Dioncounda Traoré, les ministres, le Dr Badra Alou Macalou, Oumar Ibrahima Touré, N’Diaye Bah, le Pr Amadou Touré, Mme Maïga Sina Damba et les autres tenors du regroupement politique s’impliquent d’abord pour amener leurs militants à se mettre à l’évidence de l’existence de l’ADP, pour ensuite accompagner l’action gouvernementale, afin de mieux faire vendre le PDES auprès des Maliens, on ne semble se contenter que de réunions au siège de l’ADEMA-PASJ, à Bamako-Coura, pour montrer tout simplement à ATT que l’ADP existe toujours.


ATT déjà conjugué au passé?

A l’ADP, on semble faire comprendre que son rôle était de donner la victoire au candidat, et c’est à ce dernier de se débrouiller pour gérer.

C’est pourquoi, à part le vote des textes à l’Assemblée, on ne remarque aucun acte posé sur le terrain pour aider le gouvernement à surmonter des crises comme celles de l’école, au Nord-Mali, la flambée du prix des denrées de première nécessité.

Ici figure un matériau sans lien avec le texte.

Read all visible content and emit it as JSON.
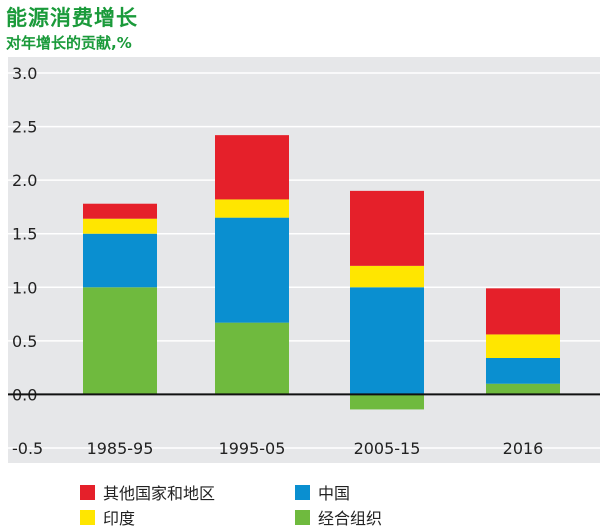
{
  "title": "能源消费增长",
  "subtitle": "对年增长的贡献,%",
  "colors": {
    "background": "#e6e7e9",
    "title": "#1a9a3a",
    "other": "#e5202a",
    "india": "#ffe600",
    "china": "#0a8fd0",
    "oecd": "#6fba3e"
  },
  "chart_data": {
    "type": "bar",
    "stacked": true,
    "title": "能源消费增长",
    "subtitle": "对年增长的贡献,%",
    "xlabel": "",
    "ylabel": "",
    "categories": [
      "1985-95",
      "1995-05",
      "2005-15",
      "2016"
    ],
    "ylim": [
      -0.5,
      3.0
    ],
    "yticks": [
      "3.0",
      "2.5",
      "2.0",
      "1.5",
      "1.0",
      "0.5",
      "0.0",
      "-0.5"
    ],
    "grid": true,
    "legend_position": "bottom",
    "series": [
      {
        "name": "经合组织",
        "key": "oecd",
        "values": [
          1.0,
          0.67,
          -0.14,
          0.1
        ]
      },
      {
        "name": "中国",
        "key": "china",
        "values": [
          0.5,
          0.98,
          1.0,
          0.24
        ]
      },
      {
        "name": "印度",
        "key": "india",
        "values": [
          0.14,
          0.17,
          0.2,
          0.22
        ]
      },
      {
        "name": "其他国家和地区",
        "key": "other",
        "values": [
          0.14,
          0.6,
          0.7,
          0.43
        ]
      }
    ]
  },
  "legend": [
    {
      "label": "其他国家和地区",
      "key": "other"
    },
    {
      "label": "中国",
      "key": "china"
    },
    {
      "label": "印度",
      "key": "india"
    },
    {
      "label": "经合组织",
      "key": "oecd"
    }
  ]
}
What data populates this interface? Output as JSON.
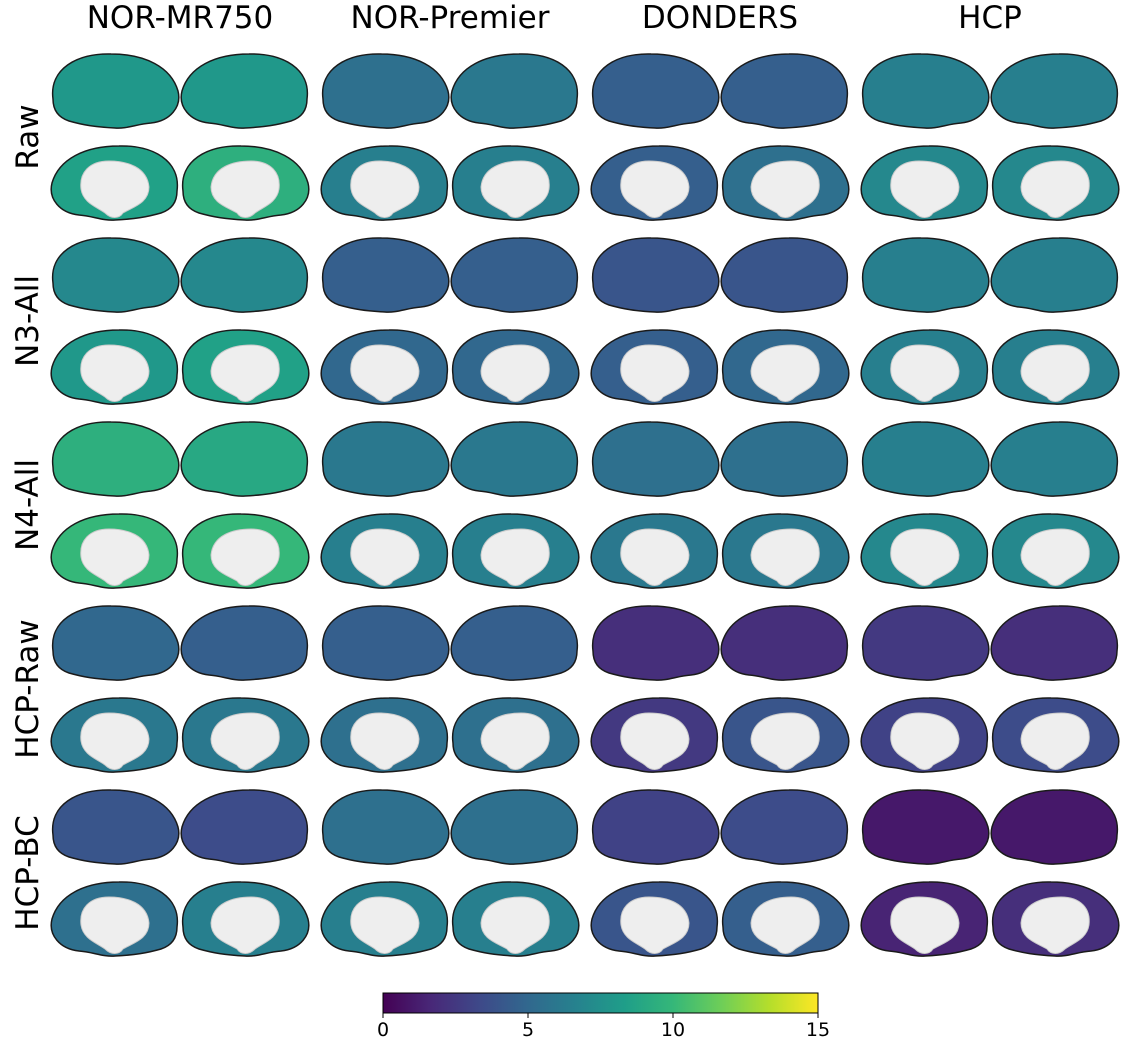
{
  "chart_data": {
    "type": "brain-map",
    "columns": [
      "NOR-MR750",
      "NOR-Premier",
      "DONDERS",
      "HCP"
    ],
    "rows": [
      "Raw",
      "N3-All",
      "N4-All",
      "HCP-Raw",
      "HCP-BC"
    ],
    "colormap": [
      "#440154",
      "#482878",
      "#3e4989",
      "#31688e",
      "#26828e",
      "#1f9e89",
      "#35b779",
      "#6ece58",
      "#b5de2b",
      "#fde725"
    ],
    "values": [
      [
        8,
        8,
        5.5,
        6,
        4.5,
        4.5,
        6.5,
        6.5
      ],
      [
        8.5,
        9.5,
        6.5,
        6.5,
        4.5,
        5.5,
        7,
        7
      ],
      [
        7,
        7,
        4.5,
        4.5,
        4,
        4,
        6.5,
        6.5
      ],
      [
        8,
        8.5,
        5,
        5,
        4.5,
        5,
        6.5,
        6.5
      ],
      [
        9.5,
        9,
        6,
        6,
        5.5,
        5.5,
        6.5,
        6.5
      ],
      [
        10,
        10,
        6.5,
        6.5,
        6,
        6,
        7,
        7
      ],
      [
        5,
        4.5,
        4.5,
        4.5,
        2,
        2,
        2.5,
        2
      ],
      [
        6,
        6,
        5.5,
        5.5,
        2.5,
        4,
        3,
        3.5
      ],
      [
        4,
        3.5,
        5.5,
        5.5,
        3,
        3.5,
        1,
        1
      ],
      [
        5.5,
        6.5,
        6.5,
        6.5,
        4,
        4.5,
        1.5,
        2
      ]
    ],
    "clim": [
      0,
      15
    ],
    "cticks": [
      0,
      5,
      10,
      15
    ]
  }
}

On se contente tout simplement d’un communiqué pour condamner ou féliciter le gouvernement et le Président de la République…

A croire qu’ils se préoccupent beaucoup plus de leur positionnement pour les futures élections -à commencer par les municipales de 2009- plutôt que de perdre le temps à manisfester un quelconque soutien à ATT.

C’est pourquoi, au lieu de chercher à renforcer leur regroupement politique afin de mieux aider ATT et son gouvernement à gérer les crises et les brûlots sociaux, des partis membres de l’ADP veulent que leurs camarades échouent pour que le Chef de l’Etat leur confier lesdits ministères. En tout cas, à l’ADP, ils sont nombreux à formuler ces souhaits du fond du coeur.

D’autres sont en train de travailler pour affaiblir ou réduire le nombre des membres de l’ADP. C’est le cas de l’ADEMA-PASJ qui, à la faveur de son projet de fusion, a déjà avalé le RND, le PDCI. Le parti de l’Abeille est en pourparlers avec les leaders d’autres partis comme le PUDP, le PDP, l’UDD, pour en faire autant avec eux.

De son côté, l’URD est en train de ramasser des mécontents des partis, dont certains sont de l’ADP. C’est le cas des dissidents du CNID, du BDIA, qui ont adhéré au parti de la Poignée de mains.

A croire qu’à l’ADEMA et à l’URD, c’est l’odeur du pouvoir en 2012 qui oblige à accorder peu d’intérêt au pacte de collaboration qui les lie à ATT. Ce n’est d’ailleurs pas le président de l’ADEMA qui soutiendra le contraire.

A ceux qui lui font le reproche d’évoquer déjà 2012, Dioncounda Traoré rétorque qu’en décidant de “soutenir ATT pour son second mandat, notre argument face aux adversaires de ce soutien était d’offrir à l’ADEMA toutes ses chances de reconquérir le pouvoir, aux échéances électorales suivantes.”

Alors questions : Le n°1 de l’ADEMA peut-il affirmer que, de la façon dont son parti est engagé dans la reconquête du pouvoir, il affiche la même détermination à soutenir ATT dans sa gestion ? Peut-il aussi nier les propos des observateurs selon lesquels “ceux qui sont censés aider le Président de la République sont pressés de lui succéder ? “.